Deep mantle subduction flux

We assess the flux of incompatible trace elements into the deep mantle in the Aleutian, Central America, Izu-Bonin, Kurile, Lesser Antilles, Mariana, Sunda, and Tonga subduction zones. We use a simple mass balance approach in which we assume that all of the material lost from the subducting crust and sediment (the slab) is incorporated into the magmas erupted above the subduction zone, and we use these assumptions to calculate a residual slab composition. The calculated residual slabs are enriched in incompatible elements compared to mid-ocean ridge basalts and highly enriched compared to primitive or depleted mantle.

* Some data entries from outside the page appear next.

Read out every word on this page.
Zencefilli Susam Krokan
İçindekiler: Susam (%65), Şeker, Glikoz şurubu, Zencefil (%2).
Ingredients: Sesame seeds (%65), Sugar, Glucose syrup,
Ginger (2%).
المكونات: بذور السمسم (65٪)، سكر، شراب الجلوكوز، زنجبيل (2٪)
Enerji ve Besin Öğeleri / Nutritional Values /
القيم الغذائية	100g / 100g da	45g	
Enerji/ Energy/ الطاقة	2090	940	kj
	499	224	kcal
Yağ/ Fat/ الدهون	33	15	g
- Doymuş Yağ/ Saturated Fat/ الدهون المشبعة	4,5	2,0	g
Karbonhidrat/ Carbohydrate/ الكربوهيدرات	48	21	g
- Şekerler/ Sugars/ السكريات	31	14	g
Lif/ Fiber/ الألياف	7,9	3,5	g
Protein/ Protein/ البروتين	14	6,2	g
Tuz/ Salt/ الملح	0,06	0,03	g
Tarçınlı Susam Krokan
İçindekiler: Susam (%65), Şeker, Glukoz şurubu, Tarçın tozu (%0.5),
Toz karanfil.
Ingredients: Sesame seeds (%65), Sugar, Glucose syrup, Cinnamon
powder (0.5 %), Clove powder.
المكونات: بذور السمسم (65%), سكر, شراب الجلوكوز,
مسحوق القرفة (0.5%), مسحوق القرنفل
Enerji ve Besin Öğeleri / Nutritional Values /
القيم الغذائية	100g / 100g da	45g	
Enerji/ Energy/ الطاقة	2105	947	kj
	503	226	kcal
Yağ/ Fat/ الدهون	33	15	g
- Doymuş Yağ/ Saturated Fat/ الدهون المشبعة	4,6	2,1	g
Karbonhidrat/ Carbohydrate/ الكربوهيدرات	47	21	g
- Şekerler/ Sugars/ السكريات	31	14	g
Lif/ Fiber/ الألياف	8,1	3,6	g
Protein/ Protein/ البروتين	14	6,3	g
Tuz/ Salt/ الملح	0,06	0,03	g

Almost all of the subducted Nb, Ta, and intermediate and heavy rare earths survive into the deep mantle, as do most of the light rare earths. On average, 73% of Th and Pb, 74% of K, 79% of U, 80% of Rb, 80% of Sr, and 82% of Ba survive into the deep mantle. Pb/Ce ratios are systematically lower, and Nb/U ratios are systematically higher, in the deep mantle flux than they are in the flux of material into the trench. Nevertheless, most residual slabs have Pb/Ce and Nb/U ratios outside the typical mantle range. Changes to U/Pb and Th/U ratios tend to be small and are not systematic. Rb/Sr ratios significantly decrease in some subduction zones but increase in others. In contrast, Sm/Nd ratios increase by small but significant amounts in most arcs. Based on these results, we attempt to predict the Sr, Nd, and Pb composition of anciently recycled material now in the mantle. We find that such material would most resemble enriched mantle II-type oceanic island basalts (OIB). None of our calculated residual slabs would evolve to Sr-Nd-Pb isotopic compositions similar to either high U-238/Pb-204 or enriched mantle I. The range of Sr and Pb isotope ratios in anciently recycled material is similar to that seen in modern OIB, but Nd isotopic compositions do not range to e Nd values as low as those in some modern OIB. Neither radiogenic nor unradiogenic Pb isotope compositions can be exclusively associated with recycled material.